Ang lahat ng lalabas sa blog na ito, ay akin, ngunit kong may isinaad akong pinagkuhanan ng inpormasyon ay marahil kanila yoon.
minsan ay mayroon ding mga salitang hindi naangkop sa mga bata, kaya ang gabay ng magulang ay kinakailangan din.
hindi ko kailangan mag-adjust kung nababstusan kayo sa akin, dahil wala akong pakialam sa mga nababastusan o kung kahit sinong may bayolenteng reaksyon tungkol sa akin.
malugod akong nagpapasalamat at binigyan mong oras na basahin ang kawalanghiyaang mga isinassad dito.
nagbasa ka na rin lang, ay lulubos-lubosin ko na, gamitin ang comments sa ilalim ng araw ng titulo ng isang blog entry kung ikaw ay may nais ikomento tungkol sa isang post,
gamitin ang tagboard sa pagbati at hindi sa pagkomento ng isang post, maraming-maraming salamat po, nawa'y ikaw'y masiyahan sa pakikialam sa aking
magulo, antipatiko ngunit masayang buhay.
do you know why?
viernes, febrero 15, 2008

"And if I lived a thousand years
You know I never could explain
The way I lost my heart to you
that day
but if destiny decided I should look the other way
then the world would never know
the greatest story ever told
and did I tell you that I love you
tonight"
been listening to that song the whole night...
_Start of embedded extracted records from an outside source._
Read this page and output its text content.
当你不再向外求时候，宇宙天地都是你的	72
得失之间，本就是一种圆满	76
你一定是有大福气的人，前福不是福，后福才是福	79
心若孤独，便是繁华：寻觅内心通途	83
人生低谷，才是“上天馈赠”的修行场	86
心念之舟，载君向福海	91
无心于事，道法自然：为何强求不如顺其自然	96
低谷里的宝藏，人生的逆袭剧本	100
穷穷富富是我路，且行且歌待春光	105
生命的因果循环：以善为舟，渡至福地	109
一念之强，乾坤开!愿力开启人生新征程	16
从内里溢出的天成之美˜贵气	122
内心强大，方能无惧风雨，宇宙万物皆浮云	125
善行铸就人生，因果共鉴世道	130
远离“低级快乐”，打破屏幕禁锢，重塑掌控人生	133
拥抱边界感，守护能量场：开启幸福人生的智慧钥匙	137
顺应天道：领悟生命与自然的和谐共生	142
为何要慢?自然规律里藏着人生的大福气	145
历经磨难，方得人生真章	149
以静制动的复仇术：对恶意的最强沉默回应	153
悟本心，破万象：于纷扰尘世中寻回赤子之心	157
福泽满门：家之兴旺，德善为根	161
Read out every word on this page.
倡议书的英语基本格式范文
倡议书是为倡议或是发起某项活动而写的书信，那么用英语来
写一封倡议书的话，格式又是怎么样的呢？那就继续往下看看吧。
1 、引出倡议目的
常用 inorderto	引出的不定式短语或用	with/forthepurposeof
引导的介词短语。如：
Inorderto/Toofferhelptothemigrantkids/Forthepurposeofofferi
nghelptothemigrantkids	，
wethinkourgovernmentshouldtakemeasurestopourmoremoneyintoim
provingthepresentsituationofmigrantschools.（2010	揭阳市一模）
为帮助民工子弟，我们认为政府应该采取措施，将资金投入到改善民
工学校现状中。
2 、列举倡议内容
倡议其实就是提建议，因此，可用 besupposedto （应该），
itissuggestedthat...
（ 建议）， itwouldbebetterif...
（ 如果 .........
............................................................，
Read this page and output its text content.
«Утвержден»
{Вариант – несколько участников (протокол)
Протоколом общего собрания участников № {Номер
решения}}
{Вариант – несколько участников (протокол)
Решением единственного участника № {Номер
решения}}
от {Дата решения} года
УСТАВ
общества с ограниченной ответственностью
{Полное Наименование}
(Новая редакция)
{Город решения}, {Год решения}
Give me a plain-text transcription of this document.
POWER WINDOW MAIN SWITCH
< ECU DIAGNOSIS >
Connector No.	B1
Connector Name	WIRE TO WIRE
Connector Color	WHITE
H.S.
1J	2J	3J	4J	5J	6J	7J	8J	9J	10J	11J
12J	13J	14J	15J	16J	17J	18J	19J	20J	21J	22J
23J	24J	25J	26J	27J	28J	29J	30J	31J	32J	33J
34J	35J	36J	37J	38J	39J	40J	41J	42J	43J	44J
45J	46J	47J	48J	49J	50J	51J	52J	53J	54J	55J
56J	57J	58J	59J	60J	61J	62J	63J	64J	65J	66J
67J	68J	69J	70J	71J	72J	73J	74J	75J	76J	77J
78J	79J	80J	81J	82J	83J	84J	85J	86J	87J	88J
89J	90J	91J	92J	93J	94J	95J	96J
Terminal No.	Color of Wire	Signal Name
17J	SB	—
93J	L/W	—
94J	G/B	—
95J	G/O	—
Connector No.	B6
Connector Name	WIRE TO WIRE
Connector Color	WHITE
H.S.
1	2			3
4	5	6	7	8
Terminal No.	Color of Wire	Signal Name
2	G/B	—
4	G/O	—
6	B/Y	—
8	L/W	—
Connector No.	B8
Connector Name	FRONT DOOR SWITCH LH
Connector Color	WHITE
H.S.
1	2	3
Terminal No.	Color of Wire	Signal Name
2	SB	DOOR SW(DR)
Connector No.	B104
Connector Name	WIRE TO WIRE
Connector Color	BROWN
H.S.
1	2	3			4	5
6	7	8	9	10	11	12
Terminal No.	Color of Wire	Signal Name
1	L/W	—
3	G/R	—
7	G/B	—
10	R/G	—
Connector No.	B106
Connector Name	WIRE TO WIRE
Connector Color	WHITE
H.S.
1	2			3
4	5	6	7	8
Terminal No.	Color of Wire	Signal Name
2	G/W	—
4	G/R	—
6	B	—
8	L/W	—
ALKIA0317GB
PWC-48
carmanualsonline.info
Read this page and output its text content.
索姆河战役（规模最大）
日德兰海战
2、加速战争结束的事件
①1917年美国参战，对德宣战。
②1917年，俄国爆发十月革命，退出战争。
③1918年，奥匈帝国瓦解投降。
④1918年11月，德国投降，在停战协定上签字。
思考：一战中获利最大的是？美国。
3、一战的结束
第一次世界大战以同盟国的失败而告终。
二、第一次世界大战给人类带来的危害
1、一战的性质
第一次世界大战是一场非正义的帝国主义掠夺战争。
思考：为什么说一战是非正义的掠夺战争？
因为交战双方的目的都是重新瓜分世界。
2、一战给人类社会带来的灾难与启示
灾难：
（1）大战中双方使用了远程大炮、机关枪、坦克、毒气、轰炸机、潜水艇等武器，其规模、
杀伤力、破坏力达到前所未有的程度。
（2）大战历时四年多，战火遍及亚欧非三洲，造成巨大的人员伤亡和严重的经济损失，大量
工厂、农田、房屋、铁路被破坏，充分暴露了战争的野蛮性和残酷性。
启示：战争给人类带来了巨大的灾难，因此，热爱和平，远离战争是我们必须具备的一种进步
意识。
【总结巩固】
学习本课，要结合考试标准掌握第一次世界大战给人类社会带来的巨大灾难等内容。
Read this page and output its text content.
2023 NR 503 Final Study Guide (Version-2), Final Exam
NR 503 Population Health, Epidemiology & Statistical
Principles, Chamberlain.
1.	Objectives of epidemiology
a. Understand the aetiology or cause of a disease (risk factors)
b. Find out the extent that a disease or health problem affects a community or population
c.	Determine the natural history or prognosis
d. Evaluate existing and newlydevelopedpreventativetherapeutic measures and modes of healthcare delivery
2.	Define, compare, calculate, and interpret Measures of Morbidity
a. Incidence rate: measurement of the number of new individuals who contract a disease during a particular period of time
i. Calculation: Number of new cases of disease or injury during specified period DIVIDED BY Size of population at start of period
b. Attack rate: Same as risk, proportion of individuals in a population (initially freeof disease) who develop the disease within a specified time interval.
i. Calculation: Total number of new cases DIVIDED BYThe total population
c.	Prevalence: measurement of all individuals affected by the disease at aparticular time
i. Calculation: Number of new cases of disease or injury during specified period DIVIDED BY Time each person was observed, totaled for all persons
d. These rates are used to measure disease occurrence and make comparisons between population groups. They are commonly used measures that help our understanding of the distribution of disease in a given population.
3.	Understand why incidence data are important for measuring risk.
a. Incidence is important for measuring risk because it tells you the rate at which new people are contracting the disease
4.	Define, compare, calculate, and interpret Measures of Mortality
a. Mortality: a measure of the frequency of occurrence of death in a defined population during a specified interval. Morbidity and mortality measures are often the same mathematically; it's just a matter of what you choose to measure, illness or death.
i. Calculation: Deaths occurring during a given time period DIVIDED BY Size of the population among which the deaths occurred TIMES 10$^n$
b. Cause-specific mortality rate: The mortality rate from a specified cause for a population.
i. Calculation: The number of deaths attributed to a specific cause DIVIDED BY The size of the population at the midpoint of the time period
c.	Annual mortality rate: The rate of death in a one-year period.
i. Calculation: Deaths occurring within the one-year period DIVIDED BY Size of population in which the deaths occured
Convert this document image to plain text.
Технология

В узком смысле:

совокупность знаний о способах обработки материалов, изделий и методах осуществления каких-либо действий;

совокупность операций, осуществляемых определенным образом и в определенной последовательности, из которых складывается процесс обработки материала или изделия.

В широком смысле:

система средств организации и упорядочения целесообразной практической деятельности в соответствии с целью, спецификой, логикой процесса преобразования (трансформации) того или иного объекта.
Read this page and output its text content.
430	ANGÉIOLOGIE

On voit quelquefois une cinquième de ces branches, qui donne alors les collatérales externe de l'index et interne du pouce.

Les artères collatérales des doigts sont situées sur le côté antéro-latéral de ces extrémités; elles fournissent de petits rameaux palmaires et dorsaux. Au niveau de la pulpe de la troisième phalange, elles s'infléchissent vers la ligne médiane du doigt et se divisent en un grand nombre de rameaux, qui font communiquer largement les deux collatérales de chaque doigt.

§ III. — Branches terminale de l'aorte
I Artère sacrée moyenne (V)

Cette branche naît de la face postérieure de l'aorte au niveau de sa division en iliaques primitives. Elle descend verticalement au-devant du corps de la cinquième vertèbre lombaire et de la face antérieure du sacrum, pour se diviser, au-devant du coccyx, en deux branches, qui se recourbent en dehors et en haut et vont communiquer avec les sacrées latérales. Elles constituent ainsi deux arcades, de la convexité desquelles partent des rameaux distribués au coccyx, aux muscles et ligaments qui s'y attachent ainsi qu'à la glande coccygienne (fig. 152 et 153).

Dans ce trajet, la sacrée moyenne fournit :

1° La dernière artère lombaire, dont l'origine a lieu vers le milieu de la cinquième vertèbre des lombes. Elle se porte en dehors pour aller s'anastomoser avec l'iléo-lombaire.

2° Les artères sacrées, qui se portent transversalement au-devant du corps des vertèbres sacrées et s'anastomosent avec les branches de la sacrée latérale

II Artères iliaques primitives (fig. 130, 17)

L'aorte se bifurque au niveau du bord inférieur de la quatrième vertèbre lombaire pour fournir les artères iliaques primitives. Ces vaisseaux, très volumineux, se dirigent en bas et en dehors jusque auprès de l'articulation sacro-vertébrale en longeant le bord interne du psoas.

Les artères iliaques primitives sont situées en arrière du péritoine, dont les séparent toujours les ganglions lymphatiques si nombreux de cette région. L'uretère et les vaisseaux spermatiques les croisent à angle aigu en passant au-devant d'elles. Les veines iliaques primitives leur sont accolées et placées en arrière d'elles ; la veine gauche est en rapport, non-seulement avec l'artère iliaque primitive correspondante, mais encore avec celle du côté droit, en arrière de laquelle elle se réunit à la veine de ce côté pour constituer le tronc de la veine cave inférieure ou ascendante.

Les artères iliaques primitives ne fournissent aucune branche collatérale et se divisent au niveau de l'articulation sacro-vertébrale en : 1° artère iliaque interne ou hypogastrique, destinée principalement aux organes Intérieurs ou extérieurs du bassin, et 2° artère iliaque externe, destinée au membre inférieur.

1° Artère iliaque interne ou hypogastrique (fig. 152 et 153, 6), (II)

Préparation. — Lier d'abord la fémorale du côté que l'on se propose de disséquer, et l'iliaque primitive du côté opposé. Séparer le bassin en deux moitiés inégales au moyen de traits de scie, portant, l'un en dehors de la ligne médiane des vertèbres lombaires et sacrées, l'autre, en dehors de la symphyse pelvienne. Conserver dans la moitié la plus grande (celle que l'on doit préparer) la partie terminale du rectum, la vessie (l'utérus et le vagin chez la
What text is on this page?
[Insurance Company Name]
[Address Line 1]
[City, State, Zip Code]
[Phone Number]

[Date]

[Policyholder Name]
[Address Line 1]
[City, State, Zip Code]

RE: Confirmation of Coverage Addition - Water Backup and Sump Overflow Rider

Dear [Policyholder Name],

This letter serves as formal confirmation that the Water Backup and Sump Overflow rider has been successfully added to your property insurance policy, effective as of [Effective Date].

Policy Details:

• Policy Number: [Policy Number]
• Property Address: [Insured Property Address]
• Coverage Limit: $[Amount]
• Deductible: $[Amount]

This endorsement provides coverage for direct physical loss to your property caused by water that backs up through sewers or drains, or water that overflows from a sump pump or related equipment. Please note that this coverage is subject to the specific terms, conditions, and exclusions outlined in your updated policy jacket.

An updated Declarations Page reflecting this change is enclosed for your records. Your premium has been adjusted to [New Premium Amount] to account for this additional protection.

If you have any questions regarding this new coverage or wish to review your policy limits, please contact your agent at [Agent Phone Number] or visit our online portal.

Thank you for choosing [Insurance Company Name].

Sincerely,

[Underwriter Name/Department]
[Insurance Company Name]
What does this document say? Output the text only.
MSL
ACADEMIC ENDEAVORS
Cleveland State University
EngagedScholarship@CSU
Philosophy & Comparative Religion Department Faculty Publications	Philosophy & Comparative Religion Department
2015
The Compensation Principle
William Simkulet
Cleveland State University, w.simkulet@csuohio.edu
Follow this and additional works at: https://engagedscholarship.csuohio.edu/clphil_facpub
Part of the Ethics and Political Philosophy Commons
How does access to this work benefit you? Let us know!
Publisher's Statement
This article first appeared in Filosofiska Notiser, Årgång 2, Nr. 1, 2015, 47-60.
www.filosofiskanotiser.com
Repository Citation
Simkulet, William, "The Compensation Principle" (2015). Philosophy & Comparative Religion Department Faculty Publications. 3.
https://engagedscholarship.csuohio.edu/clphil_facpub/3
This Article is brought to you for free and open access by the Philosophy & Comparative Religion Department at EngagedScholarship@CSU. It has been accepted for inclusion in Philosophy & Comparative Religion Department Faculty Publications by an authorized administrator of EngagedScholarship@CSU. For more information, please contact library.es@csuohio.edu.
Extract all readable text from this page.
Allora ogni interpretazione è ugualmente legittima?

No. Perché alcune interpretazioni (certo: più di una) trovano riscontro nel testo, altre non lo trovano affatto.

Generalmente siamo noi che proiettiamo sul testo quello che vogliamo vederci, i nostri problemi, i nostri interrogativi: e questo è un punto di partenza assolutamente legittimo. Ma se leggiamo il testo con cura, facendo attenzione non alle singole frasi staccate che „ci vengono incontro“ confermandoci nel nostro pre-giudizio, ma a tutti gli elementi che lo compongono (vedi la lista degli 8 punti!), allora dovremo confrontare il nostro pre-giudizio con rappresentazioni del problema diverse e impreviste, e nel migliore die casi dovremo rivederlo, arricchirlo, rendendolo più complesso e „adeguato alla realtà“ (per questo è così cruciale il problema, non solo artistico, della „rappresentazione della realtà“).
welcomed sunrise with tears running down into my eyes...
friends. nothing to worry about...
jigz and me are ok... I'm not...
why? because i miss him so badly...
I've told you our laptop has been broken last week aight?
and the computer we're using at home has been broken also aight?
so, there's no chance of me and jigz to talk...
and the internet is like the only way for us to communicate... gahh..
i dont know.. i started too feel so desperate and so frustrated... i want to be with him SO BADLY!
... to the point that i blame God why is he like taking away every way for our relationship to work...
i started praying... "God... please... even for once... paganahin mo naman ang powers mo samin..."
uhuh.. i know it's like wrong kasi pareho kaming lalake...
but we LOVE each other... isn't that reason strong enough for us to stay together?
gaahhh... i sooo miss my baby... cant wait till the time comes when we meet again.. LIVE together..
and wake up each morning thinking just about the two of us... so can't wait till that time comes...
and as for now... even the WHOLE world tells us to hold back... i know i wont.. i know he wont...
coz that's the point of LOVE... trusting, caring and still continuing the feeling even though the whole world tells you not to... ryt?
so... how bout you? do you know why we can't be like those of other people who had their happy ending and started a new one? cmon guys! answer me! so we can end this chapter entitled "LONG-DISTANCE RELATIONSHIP" and start a new one... please?